Ainsi, même si l’Indian Navy semble avoir retrouvé une forme d’indépendance décisionnelle en sortant du programme LCA, elle reste tributaire des contraintes étatiques, en matière de « Make in India » et d’accords intergouvernementaux notamment. Cependant, si le programme MRCBF est mené rapidement, il pourrait s’agir d’une petite révolution pour la marine indienne. Si cette dernière obtient l’avion qu’elle souhaite vraiment, indépendamment des tergiversations diplomatiques et industrielles, elle sera en mesure de construire l’aéronavale qui lui convient, adaptée à une vision opérationnelle réaliste.
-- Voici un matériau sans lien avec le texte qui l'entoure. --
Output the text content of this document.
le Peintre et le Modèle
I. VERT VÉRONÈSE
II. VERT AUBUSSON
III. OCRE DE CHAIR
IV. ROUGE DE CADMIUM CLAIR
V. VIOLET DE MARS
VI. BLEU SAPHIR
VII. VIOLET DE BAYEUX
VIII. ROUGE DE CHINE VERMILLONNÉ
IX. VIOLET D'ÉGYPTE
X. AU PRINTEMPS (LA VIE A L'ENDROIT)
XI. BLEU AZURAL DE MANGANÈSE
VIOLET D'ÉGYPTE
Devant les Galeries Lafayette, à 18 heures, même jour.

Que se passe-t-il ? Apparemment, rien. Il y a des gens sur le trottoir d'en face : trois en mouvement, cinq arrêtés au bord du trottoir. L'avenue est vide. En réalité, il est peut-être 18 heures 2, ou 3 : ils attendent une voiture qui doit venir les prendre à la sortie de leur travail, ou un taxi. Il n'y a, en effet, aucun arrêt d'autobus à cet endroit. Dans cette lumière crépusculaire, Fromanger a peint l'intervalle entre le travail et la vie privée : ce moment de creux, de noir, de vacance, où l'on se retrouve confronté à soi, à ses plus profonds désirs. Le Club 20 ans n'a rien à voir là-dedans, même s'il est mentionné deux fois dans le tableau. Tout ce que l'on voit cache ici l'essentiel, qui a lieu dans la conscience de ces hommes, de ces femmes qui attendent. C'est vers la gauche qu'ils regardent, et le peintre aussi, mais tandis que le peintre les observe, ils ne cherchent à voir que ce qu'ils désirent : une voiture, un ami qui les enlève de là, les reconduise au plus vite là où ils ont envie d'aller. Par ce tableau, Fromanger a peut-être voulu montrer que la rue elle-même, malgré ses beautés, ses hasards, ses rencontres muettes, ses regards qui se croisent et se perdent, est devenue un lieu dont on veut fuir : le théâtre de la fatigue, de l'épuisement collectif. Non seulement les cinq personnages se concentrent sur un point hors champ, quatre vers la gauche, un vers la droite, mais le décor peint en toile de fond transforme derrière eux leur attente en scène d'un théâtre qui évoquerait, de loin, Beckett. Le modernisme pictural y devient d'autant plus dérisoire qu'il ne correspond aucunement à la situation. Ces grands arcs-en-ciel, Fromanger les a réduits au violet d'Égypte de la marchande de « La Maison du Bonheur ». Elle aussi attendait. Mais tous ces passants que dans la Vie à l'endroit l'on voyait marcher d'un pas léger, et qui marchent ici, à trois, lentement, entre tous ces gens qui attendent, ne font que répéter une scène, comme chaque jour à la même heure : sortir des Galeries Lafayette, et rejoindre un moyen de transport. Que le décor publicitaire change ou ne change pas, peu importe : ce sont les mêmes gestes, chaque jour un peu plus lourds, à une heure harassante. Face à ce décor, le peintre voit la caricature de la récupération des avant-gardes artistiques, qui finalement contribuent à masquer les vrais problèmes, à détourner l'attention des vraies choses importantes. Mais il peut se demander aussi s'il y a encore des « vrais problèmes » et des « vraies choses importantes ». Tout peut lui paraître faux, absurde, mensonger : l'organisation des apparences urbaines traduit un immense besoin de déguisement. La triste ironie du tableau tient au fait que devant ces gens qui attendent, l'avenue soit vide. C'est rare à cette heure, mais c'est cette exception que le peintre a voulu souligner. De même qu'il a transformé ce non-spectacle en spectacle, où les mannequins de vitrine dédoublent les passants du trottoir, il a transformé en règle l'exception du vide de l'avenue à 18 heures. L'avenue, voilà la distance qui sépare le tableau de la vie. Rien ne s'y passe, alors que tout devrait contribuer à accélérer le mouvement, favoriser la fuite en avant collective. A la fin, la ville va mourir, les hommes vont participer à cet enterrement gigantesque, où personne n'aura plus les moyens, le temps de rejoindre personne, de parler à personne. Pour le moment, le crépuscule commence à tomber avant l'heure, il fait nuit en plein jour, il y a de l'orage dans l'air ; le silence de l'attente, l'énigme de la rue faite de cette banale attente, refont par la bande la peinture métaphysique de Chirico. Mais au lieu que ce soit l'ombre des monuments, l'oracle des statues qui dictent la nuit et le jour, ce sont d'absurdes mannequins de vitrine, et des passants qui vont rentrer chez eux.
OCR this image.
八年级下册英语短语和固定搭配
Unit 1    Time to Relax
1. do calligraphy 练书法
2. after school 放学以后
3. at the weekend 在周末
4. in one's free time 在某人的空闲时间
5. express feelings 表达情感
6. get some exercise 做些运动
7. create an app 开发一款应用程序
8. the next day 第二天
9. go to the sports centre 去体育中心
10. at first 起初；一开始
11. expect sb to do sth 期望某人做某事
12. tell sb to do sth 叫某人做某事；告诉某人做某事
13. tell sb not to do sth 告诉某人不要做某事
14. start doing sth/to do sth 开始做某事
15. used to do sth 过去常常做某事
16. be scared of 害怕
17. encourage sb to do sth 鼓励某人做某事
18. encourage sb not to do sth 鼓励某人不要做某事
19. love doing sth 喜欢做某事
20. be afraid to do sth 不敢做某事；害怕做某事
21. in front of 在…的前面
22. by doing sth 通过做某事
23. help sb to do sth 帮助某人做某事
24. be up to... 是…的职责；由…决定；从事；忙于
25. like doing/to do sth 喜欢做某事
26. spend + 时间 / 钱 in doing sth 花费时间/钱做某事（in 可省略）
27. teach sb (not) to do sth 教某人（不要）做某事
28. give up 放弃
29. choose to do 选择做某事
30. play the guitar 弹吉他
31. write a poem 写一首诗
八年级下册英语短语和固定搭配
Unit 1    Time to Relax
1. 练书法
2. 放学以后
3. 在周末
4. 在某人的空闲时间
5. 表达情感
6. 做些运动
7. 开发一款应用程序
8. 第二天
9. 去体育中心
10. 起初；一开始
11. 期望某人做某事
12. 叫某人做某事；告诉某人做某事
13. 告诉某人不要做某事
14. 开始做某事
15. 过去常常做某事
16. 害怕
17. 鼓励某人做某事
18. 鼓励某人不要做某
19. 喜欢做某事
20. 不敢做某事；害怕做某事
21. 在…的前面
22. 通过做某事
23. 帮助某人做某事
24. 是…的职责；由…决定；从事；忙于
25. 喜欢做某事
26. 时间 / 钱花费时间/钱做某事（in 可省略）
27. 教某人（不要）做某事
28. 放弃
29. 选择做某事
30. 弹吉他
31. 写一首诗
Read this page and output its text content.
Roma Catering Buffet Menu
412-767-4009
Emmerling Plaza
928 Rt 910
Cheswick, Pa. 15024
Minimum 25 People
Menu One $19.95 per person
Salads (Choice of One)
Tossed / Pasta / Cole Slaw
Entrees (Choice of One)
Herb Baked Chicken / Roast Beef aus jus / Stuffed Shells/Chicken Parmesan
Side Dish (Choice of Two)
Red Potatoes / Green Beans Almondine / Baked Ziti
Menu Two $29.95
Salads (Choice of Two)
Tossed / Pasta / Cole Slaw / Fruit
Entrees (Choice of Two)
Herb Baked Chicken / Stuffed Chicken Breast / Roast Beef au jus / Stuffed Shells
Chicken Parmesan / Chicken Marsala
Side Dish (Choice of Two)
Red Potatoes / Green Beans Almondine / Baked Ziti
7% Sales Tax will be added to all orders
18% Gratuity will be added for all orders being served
Pour les forces armées indiennes, au sens large, l’enjeu de la prochaine décennie est bien d’adapter la politique industrielle du pays, particulièrement inertielle, aux besoins opérationnels, par définition changeants. Et non l’inverse. Dans le cas contraire, le déclassement militaire de l’Inde à l’échelle régionale pourrait être tout bonnement impossible à endiguer.

Notes

(1)  Les avions de l’INS Vikrant ont ainsi mené plusieurs raids lors du conflit indo-pakistanais de 1971.

(2)  Short Take-Off But Arrested Recovery : décollage depuis un tremplin, appontage via des brins d’arrêt.

(3)  Catapult Assisted Take-Off But Arrested Recovery : décollage via une catapulte, appontage via des brins d’arrêt.

(4)  Voir à ce sujet « L’hélicoptère ASM à la croisée des chemins », Défense & Sécurité Inetrnationale, hors-série no 59, avril-mai 2018.

(5)  À ce sujet : « Déclin ou renaissance des ailes indiennes ? », Défense & Sécurité Internationale, hors-série no 54, juin-juillet 2017.

Légende de la photo en première page : Le Vikramaditya (ex-Gorshkov, avant-plan) et le Viraat, qui est sorti de service en mars 2017. (© Indian Navy)

Article paru dans la revue DSI n°135, « Face à la Chine : Les défis de la marine indienne », mai-juin 2018.